I vaguely recall being loaned these historic photos of the property so that Thompson could reproduce them, but by whom? I don’t know. It might have been Ann Exum, who was living in the big house at the time I moved into the cottage (the property had been divided and the big house had changed hands a couple of times by then, and Gracie was living in a nursing home), or it might have been Honey and Lamar Alexander, who bought it from Ann.
The significance of the photos, though, is that they represent the era when David Carpenter Chapman and his family lived in the big house, and their servants in the small one. And while Chapman had a varied career, his most noteworthy accomplishment was arguably leading the establishment of the Great Smoky Mountains National Park. When I was still a peanut, I can recall spending summer vacations and the occasional Christmas prowling around the property up on the ridge, and examining the elegant script within the huge leather-bound guest book in the big house, which included David Chapman’s own signature, and much later, the signature of a certain second-grader penned in a halting hand.
I can’t say who the woman is in these photographs, because Chapman’s first wife Augusta McKeldin died, and he subsequently married Sue Johnston. Given that Chapman died in 1944, I will speculate the woman in the photos, based on her attire, is probably Augusta. This is pure speculation.

The above image is puzzling. The house in it does not resemble what the big house looked like when I knew it, but is positioned roughly where it should be; it might have been altered over time, but there was never a wraparound porch on the big house as is shown here.

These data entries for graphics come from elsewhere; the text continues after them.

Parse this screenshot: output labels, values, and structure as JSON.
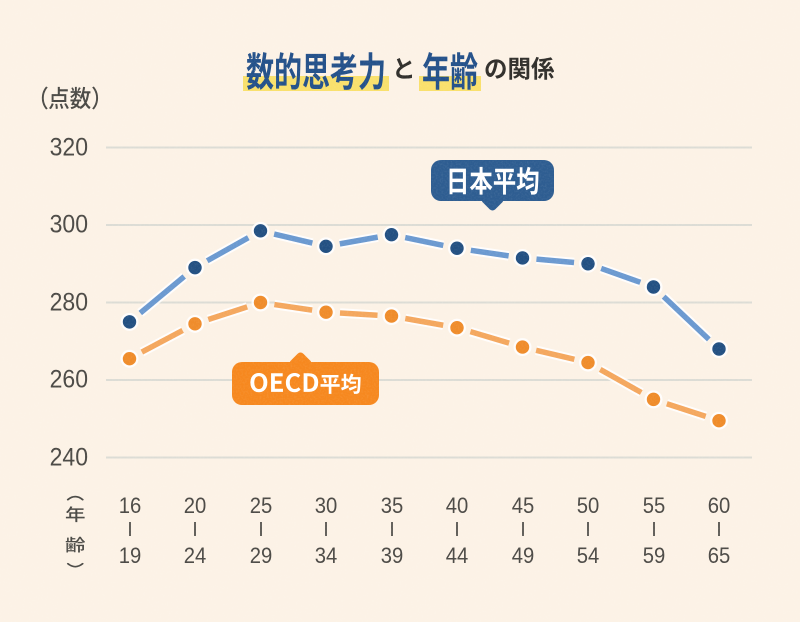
{
  "card": {
    "background": "#fcf2e6"
  },
  "title": {
    "keyword1": "数的思考力",
    "connector": "と",
    "keyword2": "年齢",
    "suffix": "の関係",
    "keyword_color": "#24518a",
    "plain_color": "#312f2b",
    "highlight_color": "#f9e06c"
  },
  "y_axis": {
    "unit_label": "（点数）",
    "tick_labels": [
      "320",
      "300",
      "280",
      "260",
      "240"
    ]
  },
  "x_axis": {
    "unit_label": "（年齢）",
    "tick_groups": [
      [
        "16",
        "19"
      ],
      [
        "20",
        "24"
      ],
      [
        "25",
        "29"
      ],
      [
        "30",
        "34"
      ],
      [
        "35",
        "39"
      ],
      [
        "40",
        "44"
      ],
      [
        "45",
        "49"
      ],
      [
        "50",
        "54"
      ],
      [
        "55",
        "59"
      ],
      [
        "60",
        "65"
      ]
    ]
  },
  "callouts": {
    "japan": {
      "label": "日本平均",
      "bg": "#2e5d91",
      "text_color": "#ffffff"
    },
    "oecd": {
      "label": "OECD平均",
      "bg": "#f6881f",
      "text_color": "#ffffff"
    }
  },
  "chart_data": {
    "type": "line",
    "title": "数的思考力と年齢の関係",
    "xlabel": "年齢",
    "ylabel": "点数",
    "categories": [
      "16-19",
      "20-24",
      "25-29",
      "30-34",
      "35-39",
      "40-44",
      "45-49",
      "50-54",
      "55-59",
      "60-65"
    ],
    "series": [
      {
        "name": "日本平均",
        "line_color": "#6b99d0",
        "point_color": "#235082",
        "values": [
          275,
          289,
          298.5,
          294.5,
          297.5,
          294,
          291.5,
          290,
          284,
          268
        ]
      },
      {
        "name": "OECD平均",
        "line_color": "#f4a75e",
        "point_color": "#ef8c2b",
        "values": [
          265.5,
          274.5,
          280,
          277.5,
          276.5,
          273.5,
          268.5,
          264.5,
          255,
          249.5
        ]
      }
    ],
    "ylim": [
      240,
      320
    ],
    "y_tick_step": 20,
    "grid": "horizontal-only",
    "legend_position": "callouts-on-plot"
  }
}
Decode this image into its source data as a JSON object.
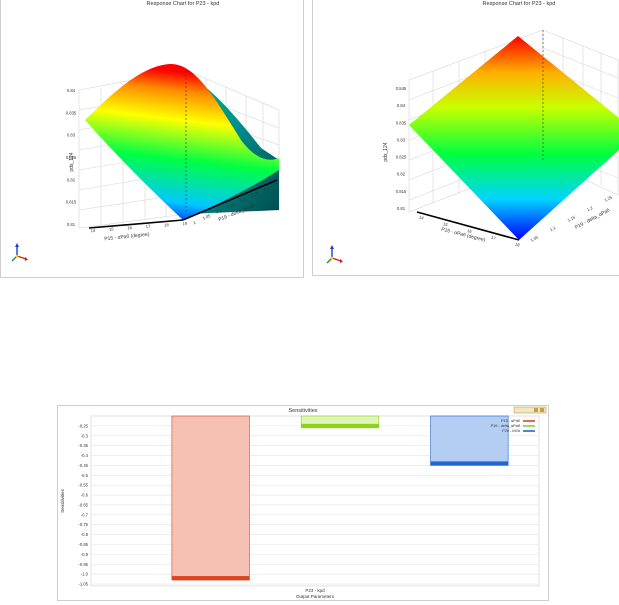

Just visible in the far right of this image is a small vernacular structure, which is possibly Bobby’s cottage, if this is in fact the big house in another, earlier guise.
Gracie once told the story of an elderly man who came and knocked on her door one day, who claimed to have been born in the little cottage. He wanted to come inside and see, and Granny Grace said yes, of course. I never knew his name. But I have long wondered about his identity, imagined he must have lived there when the Chapmans lived in the big house. And it has dawned on me he might have been born in the same small room that once served as my own child’s nursery almost a century later.
What a wonderful discovery, these photos. And although I had long forgotten them, I suspect some foggy corner of my head remembered, because the story of the imagined family inspired by the real one has positively flowed from my fingertips when I have the presence of mind to sit down and tell it in little bits of fiction.
A wonderful collection of photographs and I hope the tale told does the truth justice!